Estimated reading time: 4 minutes
Most cyber policies carry no AI exclusion. New Willis claims data shows they still leave some of the likeliest AI losses uncovered. AI-related threats demand a deeper look at what is covered.
An attacker poisons your AI model. You spend millions rebuilding it. Then your cyber insurer declines the claim.
That gap sits at the heart of new analysis from Willis. The broker’s Cyber Claims in Focus 2026 report studies around 5,500 claims from more than 95 countries. It covers losses from 2013 to January 2026 and about $1 billion in insurer payments. It follows last year’s finding that executives underestimate cyberattack costs.
The report headline reassures. Insurance covers more than 95% of the average data breach loss and 90% of the average first-party loss. The detail on AI does not.
No AI Exclusion Does Not Mean AI Cover
Willis finds AI is not yet a stand-alone driver of cyber claims. Instead, it amplifies threats that already exist. The technology is scaling up ransomware, deepfake phishing, and social engineering. Attackers move faster and reach further than before.
The surprise is what comes next. Willis says current cyber policies rarely separate AI-enabled events from ordinary ones.
“Current cyber policies don’t tend to distinguish between AI-enabled and non-AI-enabled events and typically don’t feature AI exclusions.”
So the problem is not exclusion. The problem is fit. A cyber policy pays when an event meets the definition of a covered cyber incident. Several AI losses never clear that bar.
Where AI Cyber Insurance Coverage Gaps Appear
Willis names three. The first is the cost of retraining or restoring a machine learning model after sabotage or malfunction. The second is revenue lost to hallucination or data drift when no covered network outage occurs. Hallucination is when a system invents something. Data drift is when its performance decays on stale data. The third is regulatory action for breaching AI law.
None of these needs a hacker breaking in. That is exactly why they slip through. Your policy waits for a network event that may never come.
Look Beyond Your Cyber Policy
The fix is to stop treating cyber as the whole answer. Willis points buyers toward their wider insurance portfolio with regard to AI-related threats. Professional liability and technology errors and omissions can respond to performance failures. Directors’ and officers’ cover can answer governance or disclosure claims. Crime policies can catch fraud and impersonation.

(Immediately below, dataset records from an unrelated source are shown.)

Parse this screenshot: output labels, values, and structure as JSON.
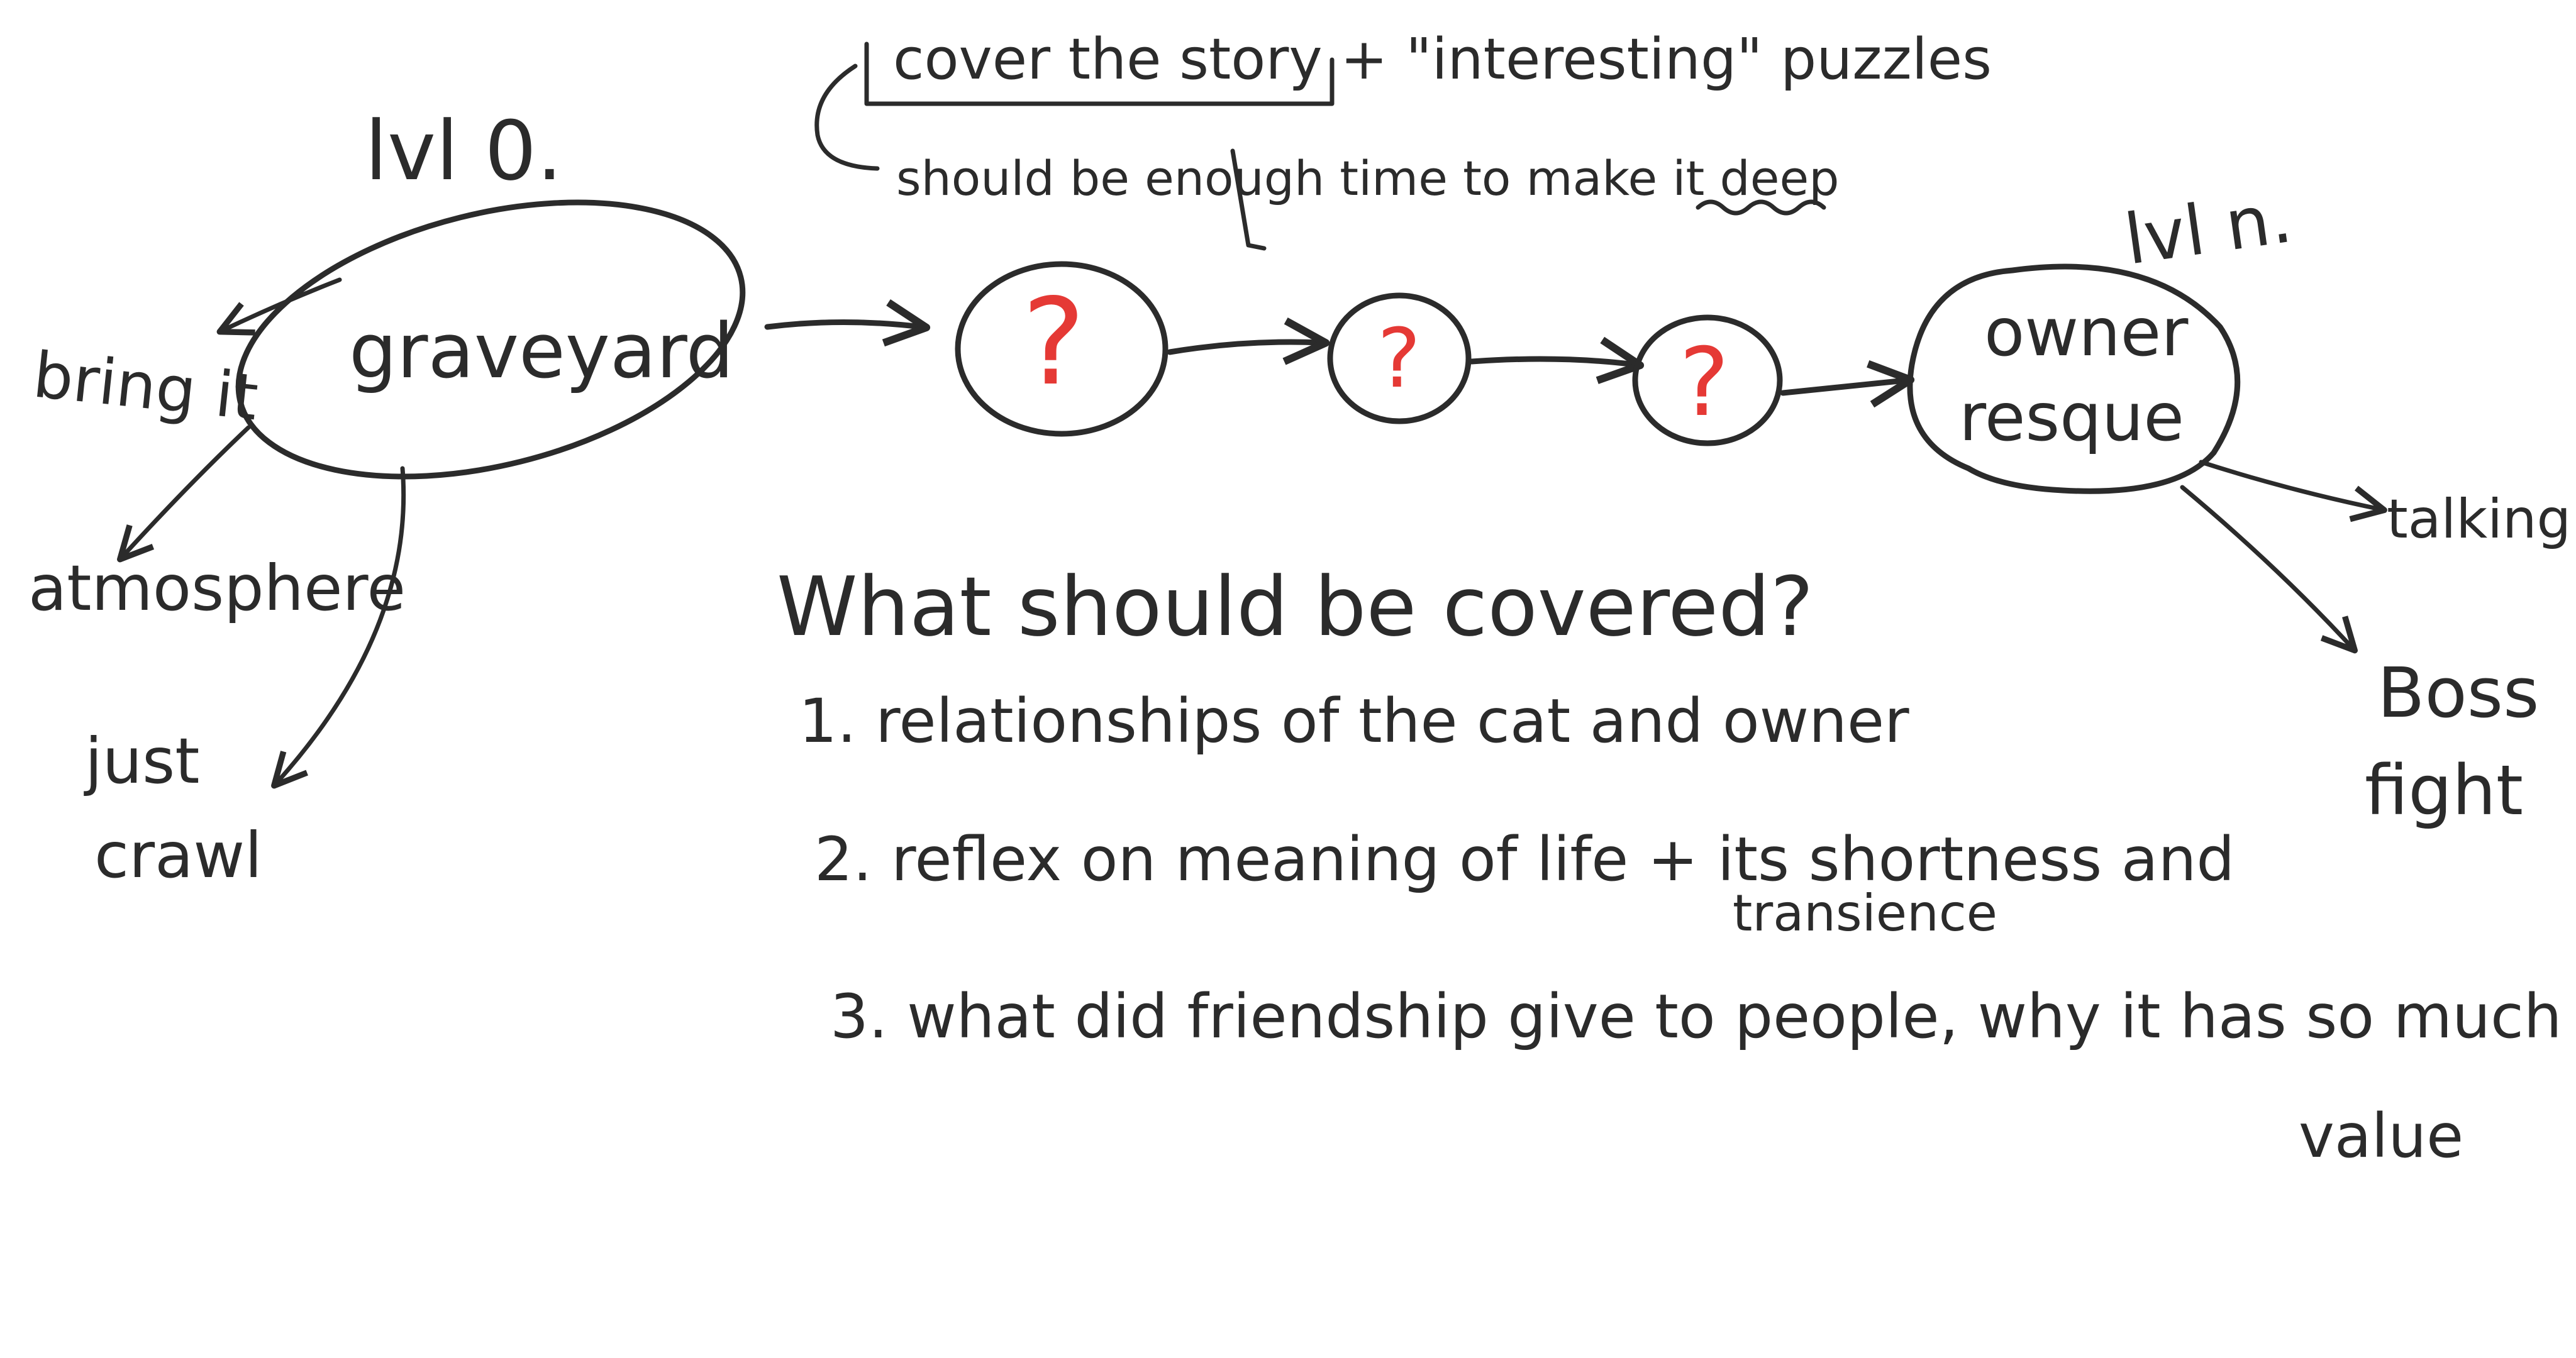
{
  "colors": {
    "ink": "#2b2b2b",
    "question": "#e53935",
    "background": "#ffffff"
  },
  "notes": {
    "top_line_1": "cover the story + \"interesting\" puzzles",
    "top_line_2": "should be enough time to make it deep",
    "level_start": "lvl 0.",
    "level_end": "lvl n."
  },
  "nodes": {
    "graveyard": "graveyard",
    "unknown_1": "?",
    "unknown_2": "?",
    "unknown_3": "?",
    "owner_rescue_line_1": "owner",
    "owner_rescue_line_2": "resque"
  },
  "branches": {
    "bring_it": "bring it",
    "atmosphere": "atmosphere",
    "just_crawl_line_1": "just",
    "just_crawl_line_2": "crawl",
    "talking": "talking",
    "boss_fight_line_1": "Boss",
    "boss_fight_line_2": "fight"
  },
  "coverage": {
    "heading": "What should be covered?",
    "items": [
      "1. relationships of the cat and owner",
      "2. reflex on meaning of life + its shortness and",
      "transience",
      "3. what did friendship give to people, why it has so much",
      "value"
    ]
  }
}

The broker also urges quantification. Its instruction to buyers is blunt.
“Review your cyber and wider insurance policies for overlaps and gaps of the most damaging, malicious, and non-malicious AI-related loss scenarios.”
Map those scenarios against every relevant policy. Then close the gaps before a loss exposes them.
What This Means for Risk Managers
The wider claims picture sharpens the point. Ransomware remains the costliest category in the dataset. The average event runs 25 days and costs $5.3 million. The largest single loss now tops $500 million. Average ransom demands reached $3.8 million against actual payments of $1.5 million, according to the report’s launch announcement.
AI threads through all of it. It makes the phishing email sharper, and the fraud call more convincing. The losses still land inside familiar categories, so they mostly get paid. The danger is the new loss that has no category yet.
Peter Foster, chairman of global FINEX cyber at Willis, framed the buyer’s task plainly.
“Cyber insurance cover varies widely, which is why organizations must understand what they have.”
For risk managers, the takeaway is uncomfortable but useful. The absence of an AI exclusion is not the same as the presence of AI cover. Read the policy for what it pays, not for what it bans.
FAQ – AI Cyber Insurance Coverage Gaps
Sometimes. Willis says a cyber policy responds only when an AI event creates a covered cyber incident. Many AI losses never meet that test.
Usually not. Willis reports that current policies rarely distinguish AI-enabled events from other events and typically carry no AI exclusion. The gaps come from definitions, not exclusions.
Three stand out. Retraining a sabotaged or broken machine learning model. Revenue lost to hallucination or data drift with no network outage. Regulatory action under AI law.
Willis points to professional liability and technology errors and omissions, directors’ and officers’ cover, and crime policies for fraud and impersonation.